Iraqi politician Ahmed Chalabi was instrumental in bringing about the US intervention in Iraq in 2003. 

He passed away at his home in Baghdad Tuesday at the age of 71.

“Basically,” says correspondent Jane Arraf, “Ahmed Chalabi managed to persuade an American government — which was not difficult to persuade, mind you, that there were credible links between the Iraqi government of Saddam Hussein and weapons of mass destruction.”

Arraf met and interviewed Chalabi on numerous occasions, from the time in the run-up to the war, right through to once late last year. That was his last major interview with a Western journalist.

“If you fast forward a few years, he has on every occasion denied that he pushed the Americans into it,” says Arraf. “What he has said, essentially, is that he introduced them to intelligence assets, if you will, and it was up to them to figure out who to believe. But what he did say was that the main thing he did was he made the Iraq issue an American political issue. And if you go back before 2003, that really was the extraordinary thing. He managed — he was very influential — in passing a bill essentially that said US policy was to topple Saddam Hussein and install a democratically elected government. And that’s essentially what provided the legal basis, in American terms, for everything that came afterward.”

Asked if US veterans should be angry with Chalabi, Arraf said “there’s such a long list of people one should be angry with about Iraq.”

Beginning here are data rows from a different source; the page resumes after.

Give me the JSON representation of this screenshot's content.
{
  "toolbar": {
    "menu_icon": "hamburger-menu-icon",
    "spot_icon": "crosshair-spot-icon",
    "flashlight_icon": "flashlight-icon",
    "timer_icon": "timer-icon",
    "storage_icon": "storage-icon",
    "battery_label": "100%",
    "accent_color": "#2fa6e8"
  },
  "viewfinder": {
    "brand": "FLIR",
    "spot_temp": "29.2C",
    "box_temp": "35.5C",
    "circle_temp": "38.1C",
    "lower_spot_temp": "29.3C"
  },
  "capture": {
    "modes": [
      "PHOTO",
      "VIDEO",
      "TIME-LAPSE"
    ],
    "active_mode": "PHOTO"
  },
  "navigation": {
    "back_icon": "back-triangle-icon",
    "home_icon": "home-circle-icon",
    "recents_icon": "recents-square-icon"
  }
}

One thing to remember, points out Arraf, is that “he persuaded the Americans to act, but nobody could have forced him to act. And he wasn’t the only one persuading them to act. But yes, there’s a lot of anger at him. There’s a lot of anger to go around. And he does indisputably share part of the responsibility for the invasion. He never disputed that. What he did was essentially lay the groundwork for the Americans to do both what he wanted, and the Americans wanted, he said.”

“But,” continues Arraf, “what came after, he said, was where it went wrong — both in terms of the Americans staying when they should have left; in terms of the Americans taking over the running of Iraq for the first few years. And also in terms of what has happened to Iraq since the Americans left. The story did not end the way that Ahmed Chalabi thought it would, or wished it would have, when he was first talking to the Americans.”